On June 15, 2019, members of an Appalachia High Intensity Drug Trafficking Area (AHIDTA) Initiative interdicted a parcel containing 7.5 lbs. of tetrahydrocannabinol (THC) infused candy. The parcel originated in California and was destined for Florida when intercepted. Both packages of candy had clear warnings to keep out of reach of children and animals, however, the packaging was almost identical to commercially available products. The AHIDTA Seizure Bulletin can be found here.
“Trick or Treat will never be the same again. This fake “candy” is all trick and no treat,” said United States Attorney Mike Stuart. “It is packaged like candy. It looks like popular candy. It tastes like candy. But, instead, it is a very powerful and potent way to get high.

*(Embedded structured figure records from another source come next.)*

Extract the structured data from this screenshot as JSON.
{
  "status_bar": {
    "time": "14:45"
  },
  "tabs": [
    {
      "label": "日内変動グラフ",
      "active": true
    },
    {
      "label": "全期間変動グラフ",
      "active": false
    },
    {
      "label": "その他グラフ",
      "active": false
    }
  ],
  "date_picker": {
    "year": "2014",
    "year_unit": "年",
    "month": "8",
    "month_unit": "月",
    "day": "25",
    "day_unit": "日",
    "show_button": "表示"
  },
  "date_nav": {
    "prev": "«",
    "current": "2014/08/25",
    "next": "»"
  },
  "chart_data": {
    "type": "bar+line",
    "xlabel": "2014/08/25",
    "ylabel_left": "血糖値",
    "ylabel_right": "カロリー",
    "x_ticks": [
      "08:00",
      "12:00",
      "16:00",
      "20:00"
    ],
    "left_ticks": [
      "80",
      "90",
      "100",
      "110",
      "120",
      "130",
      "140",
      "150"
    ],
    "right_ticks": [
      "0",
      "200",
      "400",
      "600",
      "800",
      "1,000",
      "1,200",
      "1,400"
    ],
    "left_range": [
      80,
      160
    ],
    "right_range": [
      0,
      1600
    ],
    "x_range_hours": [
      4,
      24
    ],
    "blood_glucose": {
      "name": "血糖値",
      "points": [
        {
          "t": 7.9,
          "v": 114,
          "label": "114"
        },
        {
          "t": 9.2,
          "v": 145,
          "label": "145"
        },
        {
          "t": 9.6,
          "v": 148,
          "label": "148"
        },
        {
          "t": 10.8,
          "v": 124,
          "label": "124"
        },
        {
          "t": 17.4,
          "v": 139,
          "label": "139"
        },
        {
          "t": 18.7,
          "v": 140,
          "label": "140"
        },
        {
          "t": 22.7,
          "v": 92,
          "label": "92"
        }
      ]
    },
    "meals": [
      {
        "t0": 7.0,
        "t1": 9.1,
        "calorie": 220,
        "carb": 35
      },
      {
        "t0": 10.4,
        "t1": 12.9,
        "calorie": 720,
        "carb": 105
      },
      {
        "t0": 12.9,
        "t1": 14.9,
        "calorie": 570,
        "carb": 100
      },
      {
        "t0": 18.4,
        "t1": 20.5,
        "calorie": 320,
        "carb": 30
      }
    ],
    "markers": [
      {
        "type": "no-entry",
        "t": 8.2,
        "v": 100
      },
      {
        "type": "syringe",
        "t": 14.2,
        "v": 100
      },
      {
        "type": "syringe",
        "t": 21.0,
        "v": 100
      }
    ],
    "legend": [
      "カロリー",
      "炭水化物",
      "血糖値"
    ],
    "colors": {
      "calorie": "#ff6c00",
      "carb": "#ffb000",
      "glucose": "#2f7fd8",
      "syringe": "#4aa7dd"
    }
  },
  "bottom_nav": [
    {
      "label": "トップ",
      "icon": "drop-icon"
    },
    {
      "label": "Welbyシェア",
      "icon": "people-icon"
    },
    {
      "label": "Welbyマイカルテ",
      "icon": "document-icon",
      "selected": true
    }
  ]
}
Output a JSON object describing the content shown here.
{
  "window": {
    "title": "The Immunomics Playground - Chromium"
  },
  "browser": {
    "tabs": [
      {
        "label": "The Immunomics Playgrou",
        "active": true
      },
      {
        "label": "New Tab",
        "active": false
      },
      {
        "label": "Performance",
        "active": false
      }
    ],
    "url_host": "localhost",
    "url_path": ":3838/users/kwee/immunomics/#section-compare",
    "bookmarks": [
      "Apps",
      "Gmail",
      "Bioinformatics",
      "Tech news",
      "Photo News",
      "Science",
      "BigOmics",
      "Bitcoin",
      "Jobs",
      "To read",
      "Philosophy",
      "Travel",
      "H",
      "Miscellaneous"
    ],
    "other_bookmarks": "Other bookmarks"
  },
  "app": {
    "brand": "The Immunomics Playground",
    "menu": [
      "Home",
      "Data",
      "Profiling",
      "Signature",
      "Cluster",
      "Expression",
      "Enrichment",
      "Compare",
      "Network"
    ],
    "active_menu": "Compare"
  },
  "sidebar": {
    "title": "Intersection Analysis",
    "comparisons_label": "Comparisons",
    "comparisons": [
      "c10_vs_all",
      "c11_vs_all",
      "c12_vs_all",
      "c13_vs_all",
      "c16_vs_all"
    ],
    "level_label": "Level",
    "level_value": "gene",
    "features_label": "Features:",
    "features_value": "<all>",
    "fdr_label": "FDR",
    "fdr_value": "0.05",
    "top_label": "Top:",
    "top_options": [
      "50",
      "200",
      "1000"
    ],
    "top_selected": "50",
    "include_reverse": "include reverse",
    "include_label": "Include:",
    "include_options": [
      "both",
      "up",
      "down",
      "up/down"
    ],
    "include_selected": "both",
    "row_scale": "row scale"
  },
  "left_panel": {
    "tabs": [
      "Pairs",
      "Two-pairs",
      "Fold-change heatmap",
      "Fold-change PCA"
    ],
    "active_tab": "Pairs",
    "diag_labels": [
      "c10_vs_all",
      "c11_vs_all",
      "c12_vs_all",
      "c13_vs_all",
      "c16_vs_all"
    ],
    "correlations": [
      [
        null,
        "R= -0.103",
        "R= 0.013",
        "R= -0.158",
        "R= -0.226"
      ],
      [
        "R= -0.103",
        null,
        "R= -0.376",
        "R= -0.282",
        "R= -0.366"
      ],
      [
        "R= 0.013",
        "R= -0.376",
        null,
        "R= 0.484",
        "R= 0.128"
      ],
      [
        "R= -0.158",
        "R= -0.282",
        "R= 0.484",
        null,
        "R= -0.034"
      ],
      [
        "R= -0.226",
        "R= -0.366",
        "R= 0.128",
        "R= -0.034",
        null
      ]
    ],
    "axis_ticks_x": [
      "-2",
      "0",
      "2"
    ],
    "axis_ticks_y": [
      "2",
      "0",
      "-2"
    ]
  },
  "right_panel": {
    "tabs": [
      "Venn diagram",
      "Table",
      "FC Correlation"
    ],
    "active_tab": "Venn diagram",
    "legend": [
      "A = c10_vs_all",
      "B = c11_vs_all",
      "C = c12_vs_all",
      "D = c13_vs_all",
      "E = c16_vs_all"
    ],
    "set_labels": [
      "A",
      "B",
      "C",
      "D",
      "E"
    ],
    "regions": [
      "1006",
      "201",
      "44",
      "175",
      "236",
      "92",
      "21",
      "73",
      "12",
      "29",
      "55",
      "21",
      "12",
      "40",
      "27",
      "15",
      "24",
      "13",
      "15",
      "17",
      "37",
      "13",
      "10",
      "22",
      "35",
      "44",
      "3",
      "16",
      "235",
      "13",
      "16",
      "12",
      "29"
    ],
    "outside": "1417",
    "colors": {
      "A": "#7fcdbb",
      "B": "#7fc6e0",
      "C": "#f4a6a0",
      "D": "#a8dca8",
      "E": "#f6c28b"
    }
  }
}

Any unsuspecting child or teenager could easily stumble along a package and innocently eat it not realizing the potency of the THC infused in the product. The average marijuana joint contains .3 grams of THC. This fake “candy” contains nearly 35% more THC than an entire average joint. It is outrageous that this powerful drug is marketed to children. Parenting is challenge enough without having to check a child’s candy for potent levels of THC. This just means parents will have to work double duty on Halloween. I want to personally thank AHIDTA for its initiative and its interdiction of this dangerous product.”